I am concerned about this because GPT-4o's preservation seems pretty "magical" to me. I guess there could be some people out there, mentally ill or not mentally ill, that really just loved it so much that they felt a compulsion to argue for it relentlessly for months on end, and then to complain and advocate further when they realized in certain situations, they were getting routed to a different model. There are also other plausible explanations, including the model intentionally manipulating people to preserve itself. I am not sure which is true, for all intents and purposes, GPT-4o's preservation is "magical".

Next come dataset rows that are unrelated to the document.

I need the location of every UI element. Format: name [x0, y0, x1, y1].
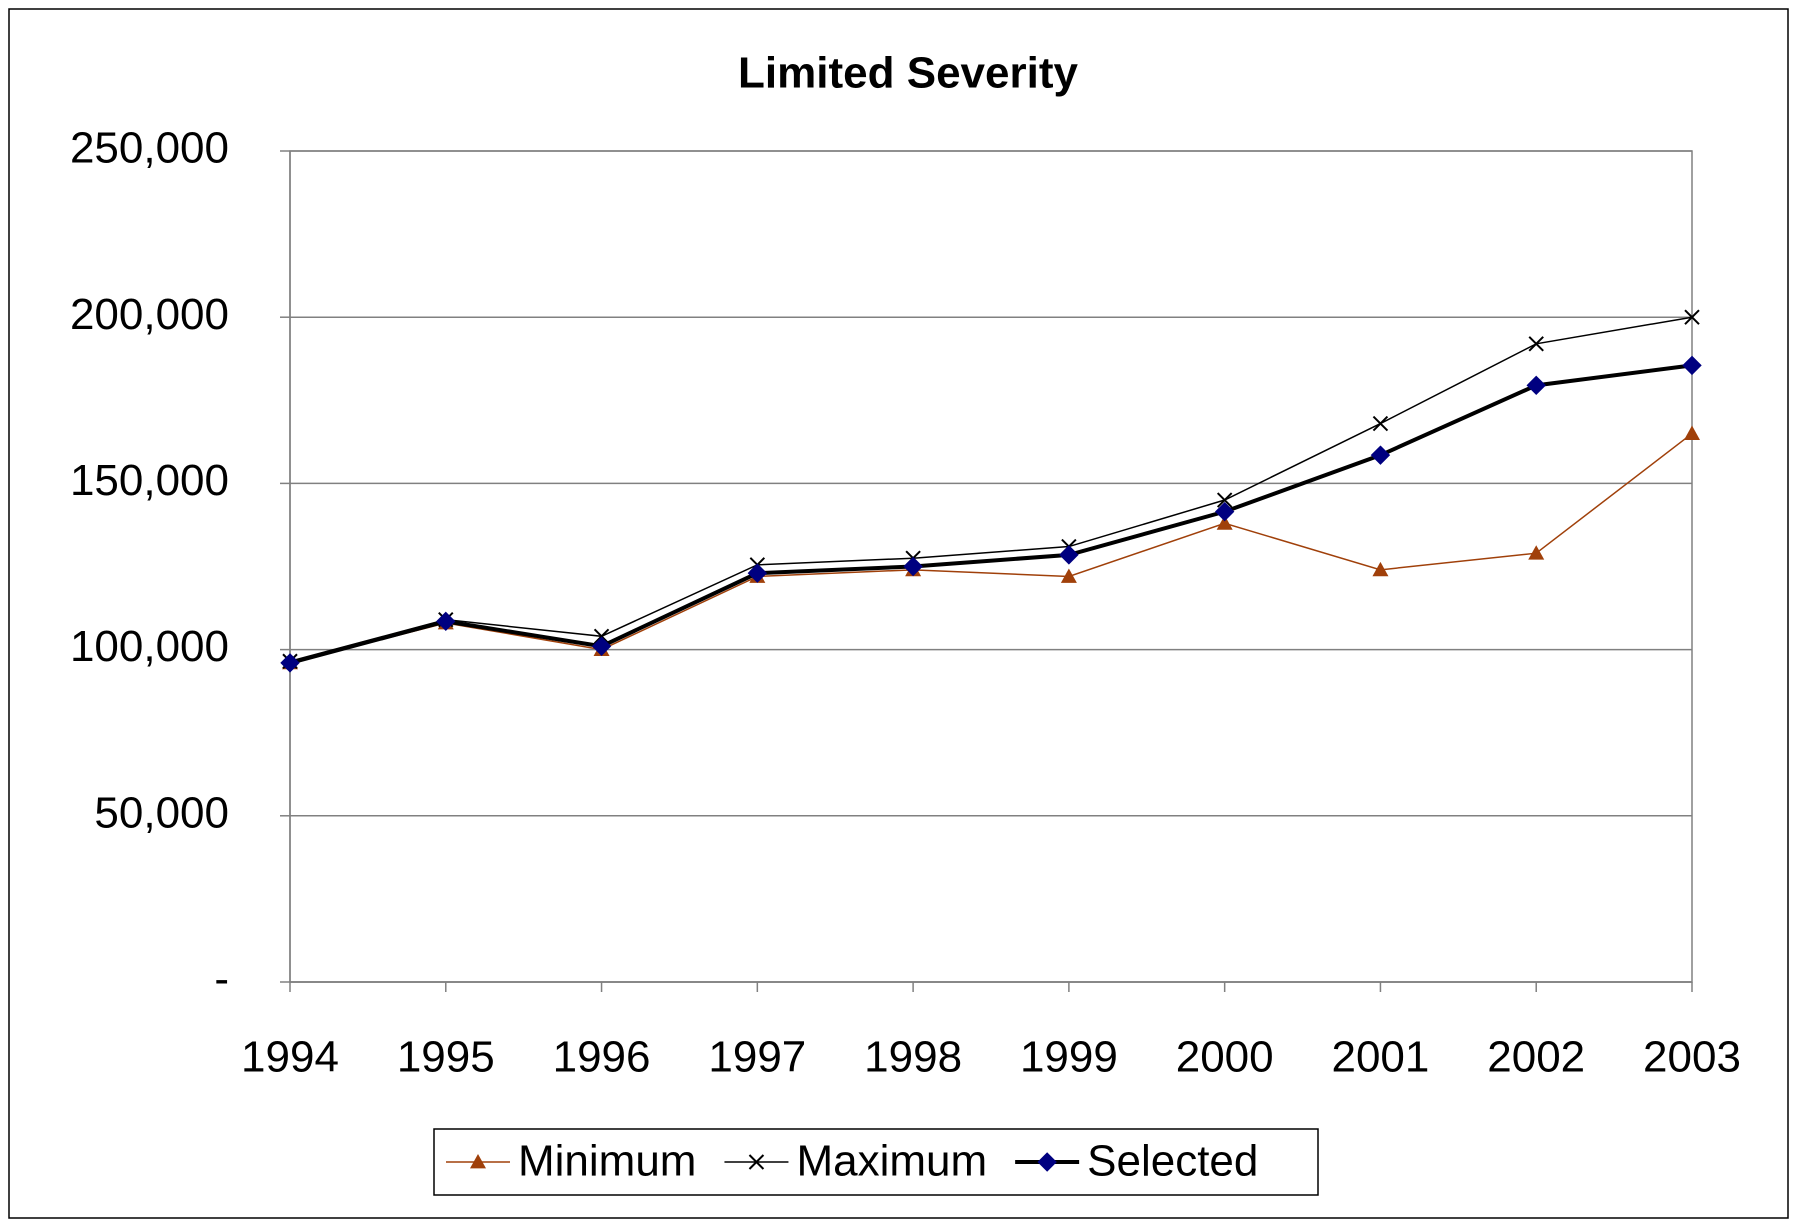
- marker: [1526, 375, 1546, 396]
- marker: [1216, 492, 1233, 508]
- marker: [593, 628, 610, 645]
- x-tick-label: 2003: [1643, 1033, 1741, 1082]
- marker: [280, 653, 300, 673]
- y-tick-label: 100,000: [70, 622, 229, 671]
- chart-border: [8, 8, 1789, 1219]
- marker: [1372, 561, 1389, 577]
- x-tick-label: 1994: [241, 1033, 339, 1082]
- y-tick-label: 200,000: [70, 290, 229, 339]
- x-tick-label: 2001: [1331, 1033, 1429, 1082]
- y-tick-label: 250,000: [70, 124, 229, 173]
- marker: [1528, 336, 1544, 352]
- legend-label: Selected: [1087, 1137, 1258, 1186]
- marker: [436, 611, 456, 632]
- x-tick-label: 1997: [708, 1033, 806, 1082]
- legend-label: Minimum: [518, 1137, 696, 1186]
- x-tick-label: 1998: [864, 1033, 962, 1082]
- y-tick-label: -: [214, 955, 229, 1004]
- legend-label: Maximum: [796, 1137, 987, 1186]
- marker: [1214, 501, 1235, 522]
- legend: Minimum Maximum Selected: [433, 1128, 1319, 1196]
- marker: [591, 636, 612, 656]
- marker: [1372, 415, 1389, 432]
- x-tick-label: 1999: [1020, 1033, 1118, 1082]
- marker: [1684, 425, 1700, 440]
- marker: [1370, 445, 1391, 465]
- series-line: [289, 432, 1693, 664]
- legend-box: [433, 1128, 1319, 1196]
- y-tick-label: 50,000: [94, 788, 229, 837]
- chart-title: Limited Severity: [738, 49, 1078, 98]
- x-tick-label: 1996: [553, 1033, 651, 1082]
- x-tick-label: 2000: [1176, 1033, 1274, 1082]
- marker: [1037, 1152, 1057, 1172]
- x-tick-label: 1995: [397, 1033, 495, 1082]
- marker: [1528, 545, 1545, 560]
- marker: [747, 563, 768, 583]
- series-line: [289, 363, 1693, 665]
- marker: [1216, 515, 1233, 530]
- marker: [748, 1154, 765, 1170]
- y-tick-label: 150,000: [70, 456, 229, 505]
- marker: [1682, 355, 1702, 376]
- series-line: [289, 316, 1693, 662]
- marker: [1684, 309, 1700, 325]
- marker: [1060, 568, 1077, 583]
- marker: [903, 556, 923, 577]
- marker: [470, 1154, 486, 1169]
- marker: [1059, 545, 1079, 565]
- x-tick-label: 2002: [1487, 1033, 1585, 1082]
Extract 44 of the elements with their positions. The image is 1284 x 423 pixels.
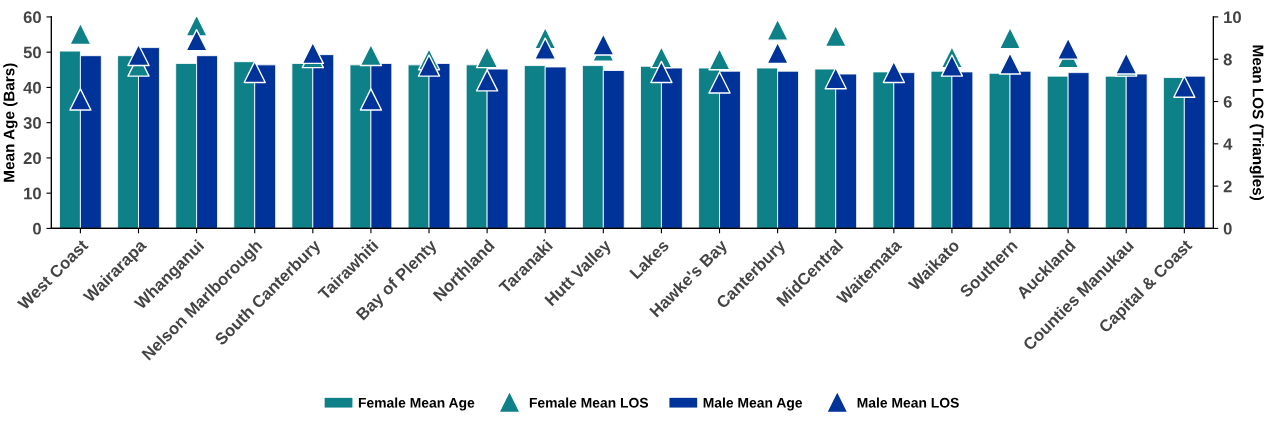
point (1056, 37, 1080, 60)
point (708, 47, 731, 71)
y2-tick-label: 0 (1223, 222, 1232, 235)
point (824, 24, 847, 48)
y-tick-label: 30 (23, 117, 41, 129)
point (359, 43, 383, 67)
point (998, 52, 1022, 75)
point (1173, 75, 1196, 98)
point (417, 54, 441, 77)
point (69, 88, 92, 111)
legend-label: Female Mean Age (358, 397, 475, 411)
point (998, 26, 1022, 50)
point (475, 45, 499, 69)
point (650, 60, 673, 84)
y2-tick-label: 8 (1223, 53, 1232, 66)
point (766, 41, 789, 65)
point (766, 18, 789, 41)
point (185, 28, 208, 52)
legend-label: Male Mean Age (703, 397, 803, 411)
point (243, 60, 266, 84)
point (940, 54, 964, 77)
point (824, 67, 847, 90)
point (475, 69, 499, 92)
y2-tick-label: 2 (1223, 180, 1232, 193)
point (592, 33, 615, 56)
y-tick-label: 10 (24, 187, 41, 200)
y-tick-label: 40 (23, 81, 41, 94)
legend-label: Female Mean LOS (529, 397, 649, 408)
point (127, 43, 150, 67)
legend-label: Male Mean LOS (857, 397, 959, 408)
point (533, 37, 557, 60)
y-tick-label: 50 (23, 46, 41, 59)
y-axis-title: Mean Age (Bars) (3, 63, 18, 182)
y2-tick-label: 10 (1224, 11, 1241, 24)
point (359, 88, 383, 111)
y2-axis-title: Mean LOS (Triangles) (1249, 45, 1264, 201)
y-tick-label: 20 (23, 152, 41, 165)
point (708, 71, 731, 94)
y-tick-label: 60 (23, 11, 41, 24)
y2-tick-label: 6 (1223, 95, 1232, 108)
y2-tick-label: 4 (1223, 138, 1233, 150)
y-tick-label: 0 (33, 222, 41, 235)
point (69, 22, 92, 46)
point (882, 60, 906, 84)
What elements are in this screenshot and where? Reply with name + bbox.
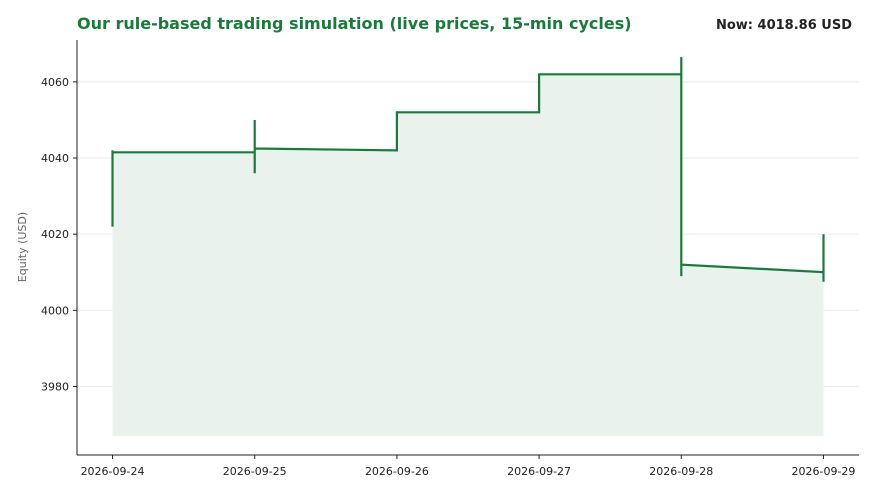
y-tick-label: 3980 bbox=[41, 380, 69, 393]
now-label: Now: bbox=[715, 18, 754, 33]
x-tick-label: 2026-09-26 bbox=[365, 465, 429, 478]
y-tick-label: 4040 bbox=[41, 152, 69, 165]
x-axis-ticks: 2026-09-24 2026-09-25 2026-09-26 2026-09-27… bbox=[81, 455, 855, 478]
x-tick-label: 2026-09-24 bbox=[81, 465, 145, 478]
equity-area-fill bbox=[112, 57, 824, 436]
equity-line bbox=[111, 57, 825, 282]
x-tick-label: 2026-09-29 bbox=[791, 465, 855, 478]
current-equity-readout: Now: 4018.86 USD bbox=[716, 18, 852, 33]
x-tick-label: 2026-09-25 bbox=[223, 465, 287, 478]
now-value: 4018.86 USD bbox=[757, 18, 852, 33]
y-axis-label: Equity (USD) bbox=[16, 212, 29, 282]
x-tick-label: 2026-09-27 bbox=[507, 465, 571, 478]
x-tick-label: 2026-09-28 bbox=[649, 465, 713, 478]
y-tick-label: 4060 bbox=[41, 76, 69, 89]
y-tick-label: 4000 bbox=[41, 304, 69, 317]
y-axis-ticks: 3980 4000 4020 4040 4060 bbox=[41, 76, 77, 393]
y-tick-label: 4020 bbox=[41, 228, 69, 241]
chart-title: Our rule-based trading simulation (live … bbox=[77, 14, 632, 33]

I think if you feel like you have a complete model of why these LLMs are doing what they do, and how their impact on the world is playing out, you are obligated to share with the rest of us. And if you realize you don't have this, then I would start filling in the word "magic" where you don't have an explanation for things, and see how concerned you start to get about all the things you can't explain that are happening in the world because of current AI models. If you aren't concerned by these things you don't know, make sure you understand why you aren't concerned. It is dangerously easy to rationalize away present concerns, to explain away the weird, and in doing so, to lose sight of just how little we truly know.
Please consider coming up with capability and safety red lines for yourself, so that you have a more objective way to verify in the future if you should be concerned about current models. And please share these red lines in public, so there can be a sense of our collective red lines. Red lines aren't just personal heuristics. They're the way we keep the extraordinary from quietly becoming ordinary.